Sunday, April 24, 2016

On the Importance of Familial Acceptance

Most trans people by now are aware of the many recent studies that show fairly conclusively that trans children are much more emotionally healthy when their parents are accepting and supportive.

Apparently, that also holds true for middle age trans children.

Today I drove over to my elderly parents house with their new computer, because that's just the kind of good daughter I am. When I was about halfway done getting everything transferred over from their old pc, my younger sister came over with her daughter. Up to that point my dad had sat with me, like he was trying to hang out or something, talking about basketball or whatever game was one. It was less than comfortable for both of us, but it is all he knows. Yeah, I know my dad is clueless, but he tries. He's having a hard time letting go. When my sister arrived though, he took his granddaughter into the back bedroom to watch some animated action series she loves. From that point on my sister, mom and I had a wonderful time chatting about everything from relationships to purses and buying clothes online. My sister has started showing me little tips and hints she had decades to pick up, like where to adjust the straps on a purse so it sits just at your hip - that tiny adjustment makes a huge difference! And my mom needed some comfort about a problem she was having with her brother. It was all just...really nice.

On my way back home it hit me - this is what it feels like to have your family (of origin) accept you.  It may not happen next time, with my family it is probably going to be somewhat random, but it will slowly shift over time until it's consistent. But it's so incredibly important, even to us late transitioners. I started out the weekend not knowing if I could even come out of my work-induced male shell again - it's been getting harder and harder to shift back and forth. But after today with my mom & sister, I just felt so incredibly secure and grounded and happy.  At some level I need people to recognize me as the woman I am, but it means so much more when it is the people who know me best. And I know how very rare this is, but I'm not going to feel guilty about it tonight.

Thursday, April 14, 2016

Is it really happening?

So, I picked up my oldest child from school at 2pm today, and following our tradition for such days we swung by their favorite deli/sandwich place. I'd come from work and had just had a short meeting with one of their teachers so I was dressed "IT Guy Casual". Jeans,causal mocks, <chest binder> and a men's cotton sweater.
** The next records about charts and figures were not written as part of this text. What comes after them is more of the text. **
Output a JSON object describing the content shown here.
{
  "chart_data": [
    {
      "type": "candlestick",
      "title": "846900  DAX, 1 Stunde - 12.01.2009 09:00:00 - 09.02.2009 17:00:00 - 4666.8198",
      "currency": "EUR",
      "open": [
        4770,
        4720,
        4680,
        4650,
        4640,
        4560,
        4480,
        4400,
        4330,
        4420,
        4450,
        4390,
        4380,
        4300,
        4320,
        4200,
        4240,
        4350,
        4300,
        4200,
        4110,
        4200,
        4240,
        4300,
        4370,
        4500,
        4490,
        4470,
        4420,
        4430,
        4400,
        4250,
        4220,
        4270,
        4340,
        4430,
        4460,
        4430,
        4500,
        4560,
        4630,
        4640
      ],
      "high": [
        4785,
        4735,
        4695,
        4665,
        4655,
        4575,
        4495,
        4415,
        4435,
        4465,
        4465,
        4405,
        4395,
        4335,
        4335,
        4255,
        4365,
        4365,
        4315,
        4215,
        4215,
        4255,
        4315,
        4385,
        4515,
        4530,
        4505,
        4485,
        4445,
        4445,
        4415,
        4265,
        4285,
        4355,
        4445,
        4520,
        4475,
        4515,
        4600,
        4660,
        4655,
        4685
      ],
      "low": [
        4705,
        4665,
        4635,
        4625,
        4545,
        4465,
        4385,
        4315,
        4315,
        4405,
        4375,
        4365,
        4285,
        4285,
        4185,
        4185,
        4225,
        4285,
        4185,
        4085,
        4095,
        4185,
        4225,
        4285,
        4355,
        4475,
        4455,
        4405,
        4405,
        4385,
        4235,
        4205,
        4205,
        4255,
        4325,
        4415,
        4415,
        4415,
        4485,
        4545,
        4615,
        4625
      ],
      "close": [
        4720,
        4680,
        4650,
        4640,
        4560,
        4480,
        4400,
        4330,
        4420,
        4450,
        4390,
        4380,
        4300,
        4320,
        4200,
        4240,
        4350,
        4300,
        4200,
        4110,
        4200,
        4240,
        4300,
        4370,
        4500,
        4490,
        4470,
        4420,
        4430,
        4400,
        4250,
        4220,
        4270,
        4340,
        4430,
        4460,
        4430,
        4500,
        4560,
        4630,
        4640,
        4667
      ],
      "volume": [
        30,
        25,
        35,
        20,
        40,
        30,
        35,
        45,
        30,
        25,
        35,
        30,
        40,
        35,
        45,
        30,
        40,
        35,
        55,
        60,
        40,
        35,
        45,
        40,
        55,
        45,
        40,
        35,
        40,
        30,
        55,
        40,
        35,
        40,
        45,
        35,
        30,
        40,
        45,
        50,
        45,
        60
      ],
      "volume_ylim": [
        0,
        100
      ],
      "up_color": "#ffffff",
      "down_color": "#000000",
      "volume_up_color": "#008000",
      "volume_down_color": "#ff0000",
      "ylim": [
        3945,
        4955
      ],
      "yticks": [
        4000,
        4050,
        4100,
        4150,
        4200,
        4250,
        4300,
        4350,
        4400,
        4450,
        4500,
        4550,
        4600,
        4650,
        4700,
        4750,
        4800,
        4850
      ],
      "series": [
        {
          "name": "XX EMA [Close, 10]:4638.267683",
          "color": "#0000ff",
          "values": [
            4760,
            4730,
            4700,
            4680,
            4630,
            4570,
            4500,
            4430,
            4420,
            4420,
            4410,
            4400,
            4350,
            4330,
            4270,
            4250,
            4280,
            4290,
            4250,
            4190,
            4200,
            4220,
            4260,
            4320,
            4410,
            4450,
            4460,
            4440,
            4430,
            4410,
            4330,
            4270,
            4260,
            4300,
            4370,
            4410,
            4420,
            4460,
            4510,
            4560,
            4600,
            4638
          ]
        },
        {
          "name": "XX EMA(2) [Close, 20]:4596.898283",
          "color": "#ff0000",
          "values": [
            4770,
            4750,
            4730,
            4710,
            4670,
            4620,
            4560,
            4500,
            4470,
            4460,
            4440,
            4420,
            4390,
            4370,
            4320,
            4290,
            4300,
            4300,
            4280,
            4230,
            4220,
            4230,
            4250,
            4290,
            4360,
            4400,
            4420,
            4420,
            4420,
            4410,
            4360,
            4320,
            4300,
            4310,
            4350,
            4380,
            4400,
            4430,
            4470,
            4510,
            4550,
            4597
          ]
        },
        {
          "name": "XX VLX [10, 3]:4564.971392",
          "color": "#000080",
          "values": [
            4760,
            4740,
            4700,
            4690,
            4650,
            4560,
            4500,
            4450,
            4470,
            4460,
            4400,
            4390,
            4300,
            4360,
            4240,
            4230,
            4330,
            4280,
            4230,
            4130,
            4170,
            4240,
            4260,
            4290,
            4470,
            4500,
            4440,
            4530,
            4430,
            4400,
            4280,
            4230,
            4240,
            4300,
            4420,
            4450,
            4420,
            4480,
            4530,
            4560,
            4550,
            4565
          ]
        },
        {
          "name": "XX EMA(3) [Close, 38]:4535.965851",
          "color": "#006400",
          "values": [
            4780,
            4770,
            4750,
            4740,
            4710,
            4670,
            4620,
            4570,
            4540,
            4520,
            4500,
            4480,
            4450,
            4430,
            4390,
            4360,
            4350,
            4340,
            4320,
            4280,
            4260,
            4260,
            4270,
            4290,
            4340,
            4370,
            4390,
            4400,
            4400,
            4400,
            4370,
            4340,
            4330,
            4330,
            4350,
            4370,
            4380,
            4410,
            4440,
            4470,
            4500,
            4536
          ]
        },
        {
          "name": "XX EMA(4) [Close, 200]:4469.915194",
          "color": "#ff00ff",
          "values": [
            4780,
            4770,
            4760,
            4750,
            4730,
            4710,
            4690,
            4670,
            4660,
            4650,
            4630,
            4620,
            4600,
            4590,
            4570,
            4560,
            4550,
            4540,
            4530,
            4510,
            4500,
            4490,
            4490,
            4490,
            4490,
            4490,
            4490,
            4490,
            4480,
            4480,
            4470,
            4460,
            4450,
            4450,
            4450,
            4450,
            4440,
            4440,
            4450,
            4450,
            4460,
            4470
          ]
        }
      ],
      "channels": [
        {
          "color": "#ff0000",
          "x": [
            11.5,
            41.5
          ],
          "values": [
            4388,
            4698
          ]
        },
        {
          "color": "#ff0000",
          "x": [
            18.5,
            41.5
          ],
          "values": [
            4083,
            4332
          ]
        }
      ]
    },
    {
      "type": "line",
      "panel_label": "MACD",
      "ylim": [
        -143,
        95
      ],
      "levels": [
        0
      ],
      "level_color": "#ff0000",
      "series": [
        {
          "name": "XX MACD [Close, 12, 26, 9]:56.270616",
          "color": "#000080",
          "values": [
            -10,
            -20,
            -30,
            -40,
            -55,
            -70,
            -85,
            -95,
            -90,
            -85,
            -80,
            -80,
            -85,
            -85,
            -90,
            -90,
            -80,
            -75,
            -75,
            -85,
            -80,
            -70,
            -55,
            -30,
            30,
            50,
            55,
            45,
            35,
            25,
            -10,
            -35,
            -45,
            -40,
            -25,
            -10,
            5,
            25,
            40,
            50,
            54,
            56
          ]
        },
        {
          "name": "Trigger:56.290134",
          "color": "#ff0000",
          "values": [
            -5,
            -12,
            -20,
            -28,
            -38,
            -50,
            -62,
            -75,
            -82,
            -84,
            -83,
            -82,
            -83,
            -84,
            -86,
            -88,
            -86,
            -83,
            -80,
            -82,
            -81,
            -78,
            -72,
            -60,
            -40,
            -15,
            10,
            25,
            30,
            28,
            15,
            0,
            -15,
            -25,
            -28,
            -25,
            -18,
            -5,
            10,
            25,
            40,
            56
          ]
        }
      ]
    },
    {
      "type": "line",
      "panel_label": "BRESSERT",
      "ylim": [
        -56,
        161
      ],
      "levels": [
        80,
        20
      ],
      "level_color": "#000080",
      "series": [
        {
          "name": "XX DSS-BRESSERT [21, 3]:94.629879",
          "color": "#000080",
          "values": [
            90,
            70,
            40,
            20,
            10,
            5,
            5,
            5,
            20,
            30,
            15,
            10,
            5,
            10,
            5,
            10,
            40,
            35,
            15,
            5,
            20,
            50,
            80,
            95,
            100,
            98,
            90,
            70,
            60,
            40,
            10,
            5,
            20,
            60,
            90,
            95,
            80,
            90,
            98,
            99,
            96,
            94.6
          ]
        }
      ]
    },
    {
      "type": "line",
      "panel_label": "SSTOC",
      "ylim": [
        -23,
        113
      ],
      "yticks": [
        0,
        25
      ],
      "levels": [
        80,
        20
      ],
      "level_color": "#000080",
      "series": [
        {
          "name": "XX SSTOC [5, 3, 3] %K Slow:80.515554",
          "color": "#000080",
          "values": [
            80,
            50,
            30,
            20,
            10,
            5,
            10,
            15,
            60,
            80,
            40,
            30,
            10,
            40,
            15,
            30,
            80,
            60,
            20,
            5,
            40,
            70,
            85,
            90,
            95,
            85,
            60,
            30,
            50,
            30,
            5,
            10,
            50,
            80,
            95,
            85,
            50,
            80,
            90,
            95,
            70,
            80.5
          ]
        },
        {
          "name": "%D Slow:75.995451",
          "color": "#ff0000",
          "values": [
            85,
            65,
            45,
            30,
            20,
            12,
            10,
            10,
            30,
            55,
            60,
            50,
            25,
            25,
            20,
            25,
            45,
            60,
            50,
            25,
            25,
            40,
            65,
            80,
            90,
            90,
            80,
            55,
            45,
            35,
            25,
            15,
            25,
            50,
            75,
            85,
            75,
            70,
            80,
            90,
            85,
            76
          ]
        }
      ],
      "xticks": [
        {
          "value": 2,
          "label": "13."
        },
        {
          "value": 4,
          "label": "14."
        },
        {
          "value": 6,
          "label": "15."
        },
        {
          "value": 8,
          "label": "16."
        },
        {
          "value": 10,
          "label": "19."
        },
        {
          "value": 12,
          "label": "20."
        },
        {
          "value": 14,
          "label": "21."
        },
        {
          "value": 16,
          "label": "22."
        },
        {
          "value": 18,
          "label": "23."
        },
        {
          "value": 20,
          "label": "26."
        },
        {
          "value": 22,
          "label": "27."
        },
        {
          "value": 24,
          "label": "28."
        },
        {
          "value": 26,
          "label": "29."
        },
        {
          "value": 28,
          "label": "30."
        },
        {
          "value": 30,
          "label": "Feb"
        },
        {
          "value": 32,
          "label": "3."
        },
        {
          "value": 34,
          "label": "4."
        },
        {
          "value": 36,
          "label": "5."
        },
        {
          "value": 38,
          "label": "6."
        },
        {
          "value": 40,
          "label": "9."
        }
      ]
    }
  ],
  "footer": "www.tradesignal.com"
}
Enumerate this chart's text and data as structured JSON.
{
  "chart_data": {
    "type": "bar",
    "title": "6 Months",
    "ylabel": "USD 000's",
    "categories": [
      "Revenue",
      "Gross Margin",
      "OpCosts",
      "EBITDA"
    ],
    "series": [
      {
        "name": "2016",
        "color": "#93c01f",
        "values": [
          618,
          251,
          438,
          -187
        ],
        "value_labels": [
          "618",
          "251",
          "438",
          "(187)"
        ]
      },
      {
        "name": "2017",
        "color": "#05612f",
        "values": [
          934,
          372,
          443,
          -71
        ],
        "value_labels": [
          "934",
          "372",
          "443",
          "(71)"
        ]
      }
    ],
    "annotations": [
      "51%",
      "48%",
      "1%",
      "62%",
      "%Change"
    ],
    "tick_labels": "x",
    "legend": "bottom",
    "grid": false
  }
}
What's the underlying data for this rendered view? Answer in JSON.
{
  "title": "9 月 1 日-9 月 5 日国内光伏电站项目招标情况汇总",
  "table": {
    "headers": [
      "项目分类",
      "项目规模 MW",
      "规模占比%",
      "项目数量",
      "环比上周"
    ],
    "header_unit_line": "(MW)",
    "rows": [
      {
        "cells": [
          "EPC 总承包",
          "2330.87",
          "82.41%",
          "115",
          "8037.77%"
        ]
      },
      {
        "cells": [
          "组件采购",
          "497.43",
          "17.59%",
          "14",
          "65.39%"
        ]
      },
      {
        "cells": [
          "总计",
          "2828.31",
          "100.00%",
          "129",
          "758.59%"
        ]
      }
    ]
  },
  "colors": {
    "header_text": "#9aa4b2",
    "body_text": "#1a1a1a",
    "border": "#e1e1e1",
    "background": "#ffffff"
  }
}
Hair was just pulled back into an appropriate pony tail.

A new person was behind the counter.

He ma'am'd me through the entire transaction.

This was an amazing confidence boost. As in, "noooo, this can't happening to ME. I'm not pretty".

As in, "Gee, maybe this is why when I spend the day out and about as myself, I feel invisible (in a good way) - I'm just another woman".

As in, "I am transitioning, and I'm not failing at it".

It's a good day.

Tuesday, April 5, 2016

Well, what do you know...

So, I took my oldest child to a doctor's appointment in the city today. Because it was a new doctor, a specialist, and because I didn't want to make them uncomfortable I wore my male office clothes. I figure a year from now that won't be an option and so I might was well do so while I can if it might make a difference in my child's care. And yes, I sometimes lie awake at night thinking of the correlation to that, and my transitioning. Anyway, I thought I was prepared to be away from work and still wearing a binder & collared shirt (I've worn carefully chosen women's jeans & semi-athletic shoes to work for years b/c they fit, keep me this side of sane and no one noticed). I thought I was mentally ready and could compartmentalize it away just like going to work.

We ended up going to the wrong building. Then the wrong building again. Finally, we found the right building, checked in and had the appointment. I dealt with the people who directed us to the 'correct' building, the office staff, the doctor and nurses.

Everyone called me "Mrs. (lastname)" and referred to me to my child as, "your mom". There was no hesitation, no awkwardness. No second or lingering glances. Nothing. It was really...weird, but also really nice. I've still not processed it in my head. These weren't necessarily trans-aware people. They certainly didn't know my preferred pronouns and had not seen my I.D.. And I was wearing 'mens' clothes with no makeup, just my hair in a ponytail. I figured I just looked like a middle aged, not-super-masculine tech geek...

Kinda makes me wonder how my coworkers see me.